A Novel Modular and Dispatchable CSP Stirling System: Design, Validation, and Demonstration Plans

This paper summarizes the preliminary results from the on-going development of a novel modular dispatchable solar power plant concept. The work encompasses techno-economic feasibility assessment, concept design, full scale subsystem tests and validation work, and ultimately plans for a fully integrated demonstration of the system. The proposed solar power plant concept consists of a heliostat field that powers a latent heat thermal energy storage (TES), fitted on a small tower. The solar receiver located underneath the TES tank, is an optical cavity with a small aperture that enables the concentrated sunlight to be emitted directly on the solar absorber surface while ensuring low convective and radiative losses.
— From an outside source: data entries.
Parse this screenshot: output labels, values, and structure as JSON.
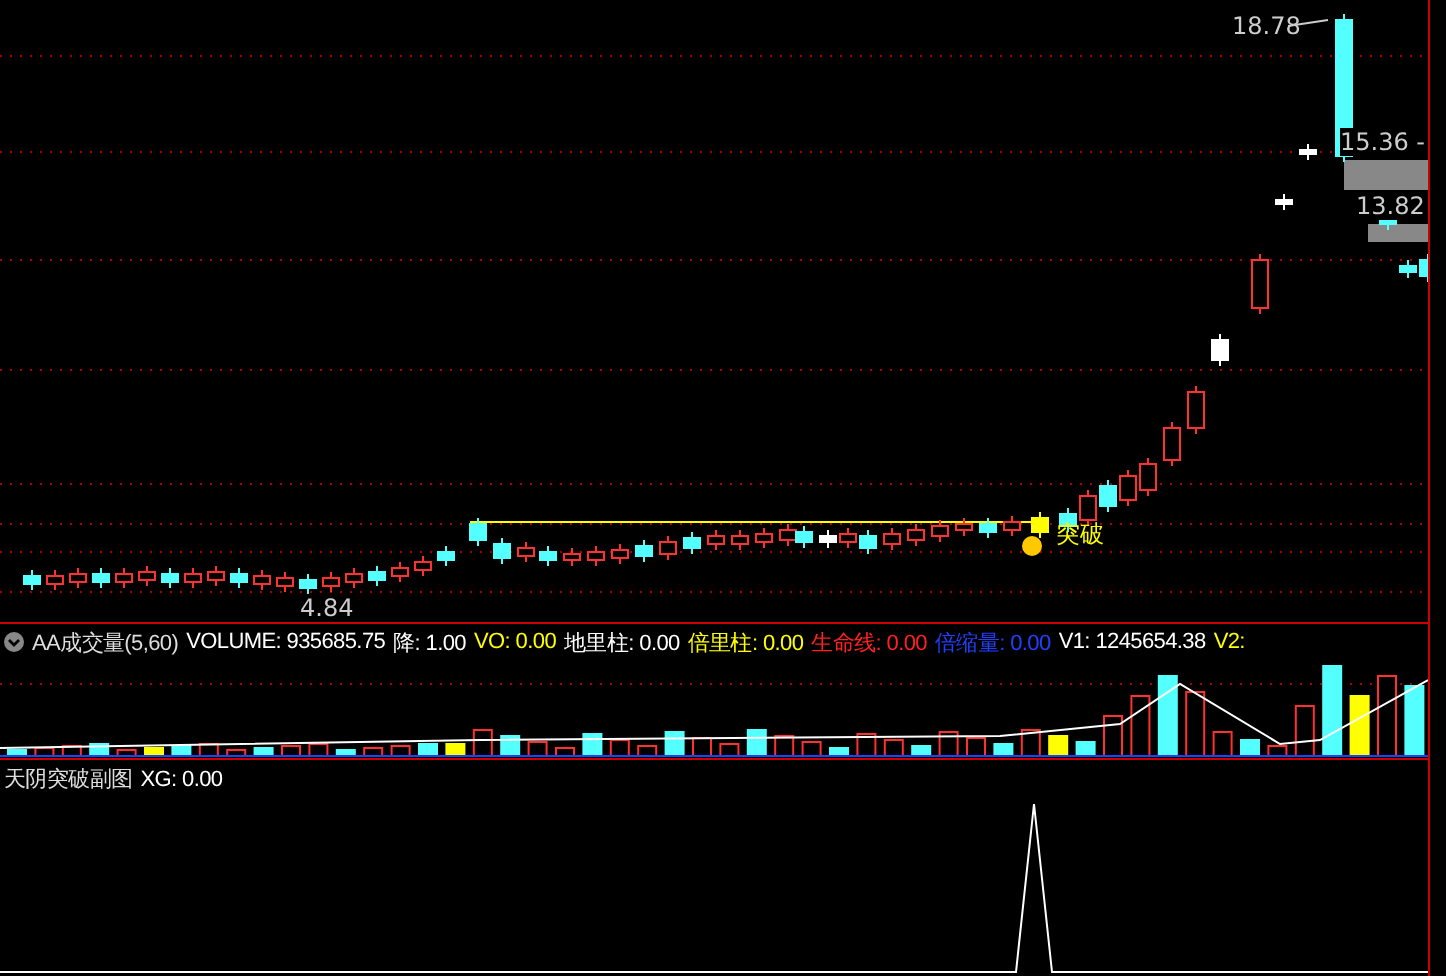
{
  "main_chart": {
    "high_label": "18.78",
    "mid_label": "15.36 -",
    "low_label": "13.82",
    "min_label": "4.84",
    "signal_label": "突破"
  },
  "volume_panel": {
    "title": "AA成交量(5,60)",
    "items": [
      {
        "text": "VOLUME: 935685.75",
        "color": "#ffffff"
      },
      {
        "text": "降: 1.00",
        "color": "#ffffff"
      },
      {
        "text": "VO: 0.00",
        "color": "#ffff00"
      },
      {
        "text": "地里柱: 0.00",
        "color": "#ffffff"
      },
      {
        "text": "倍里柱: 0.00",
        "color": "#ffff00"
      },
      {
        "text": "生命线: 0.00",
        "color": "#ff2020"
      },
      {
        "text": "倍缩量: 0.00",
        "color": "#2040ff"
      },
      {
        "text": "V1: 1245654.38",
        "color": "#ffffff"
      },
      {
        "text": "V2:",
        "color": "#ffff00"
      }
    ]
  },
  "signal_panel": {
    "title": "天阴突破副图",
    "items": [
      {
        "text": "XG: 0.00",
        "color": "#ffffff"
      }
    ]
  }
}
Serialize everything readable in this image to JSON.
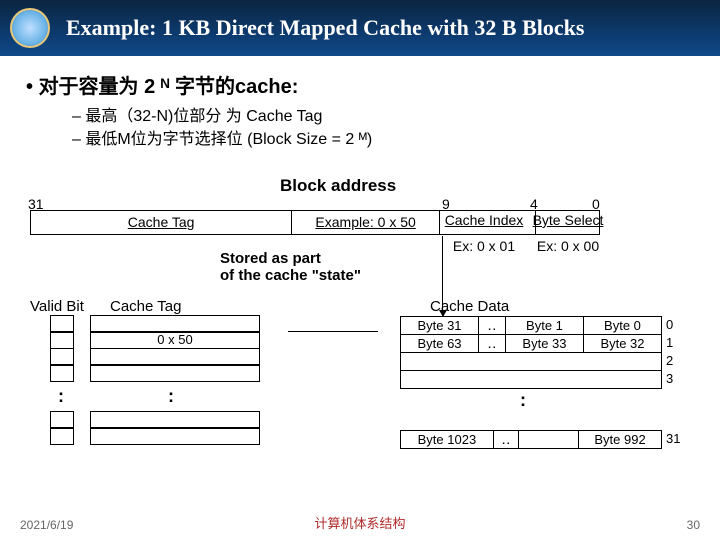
{
  "header": {
    "title": "Example: 1 KB Direct Mapped Cache with 32 B Blocks"
  },
  "bullets": {
    "main": "对于容量为 2 ᴺ 字节的cache:",
    "sub1": "最高（32-N)位部分 为 Cache Tag",
    "sub2": "最低M位为字节选择位 (Block Size = 2 ᴹ)"
  },
  "addr": {
    "label": "Block address",
    "bit31": "31",
    "bit9": "9",
    "bit4": "4",
    "bit0": "0",
    "tag": "Cache Tag",
    "example": "Example: 0 x 50",
    "index": "Cache Index",
    "index_ex": "Ex: 0 x 01",
    "byte_select": "Byte Select",
    "byte_select_ex": "Ex: 0 x 00",
    "stored": "Stored as part\nof the cache \"state\""
  },
  "columns": {
    "valid": "Valid Bit",
    "tag": "Cache Tag",
    "data": "Cache Data",
    "tag_value": "0 x 50"
  },
  "data_rows": {
    "r0": [
      "Byte 31",
      "‥",
      "Byte 1",
      "Byte 0"
    ],
    "r1": [
      "Byte 63",
      "‥",
      "Byte 33",
      "Byte 32"
    ],
    "last": [
      "Byte 1023",
      "‥",
      "",
      "Byte 992"
    ],
    "nums": [
      "0",
      "1",
      "2",
      "3",
      "31"
    ]
  },
  "vdots": ":",
  "footer": {
    "date": "2021/6/19",
    "mid": "计算机体系结构",
    "page": "30"
  }
}
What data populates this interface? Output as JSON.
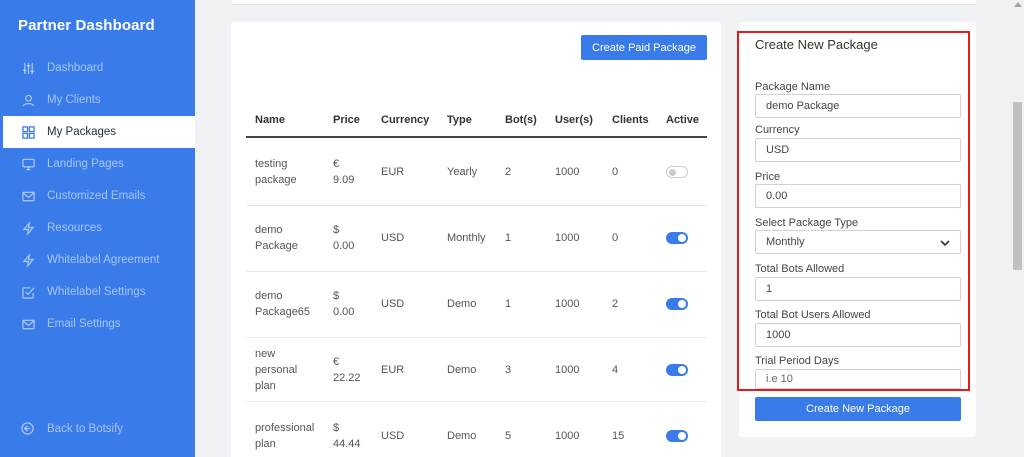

The stored thermal energy is provided to the engine, in proximity to the latent heat storage, with a pumped heat transfer fluid (HTF). The Stirling engine with a rated power of 13 kW has been modified and optimised for the operational conditions that the eutectic aluminum-silicon latent heat storage provides. For example, a new engine tubular gas heater has been developed for the HTF (i.e. sodium) and the expansion cylinder has been enlarged to improve both efficiency and power output as the temperature of the working gas is somewhat lower than in previous dish Stirling application. The choice of eutectic aluminum-silicon as TES media resulted from a thorough assessment of several phase change materials throughout the design phase of the project. Indeed, such a TES media selected would benefit from a suitable melting temperature of around 580 degrees C, high energy density, high thermal conductivity, and low cost.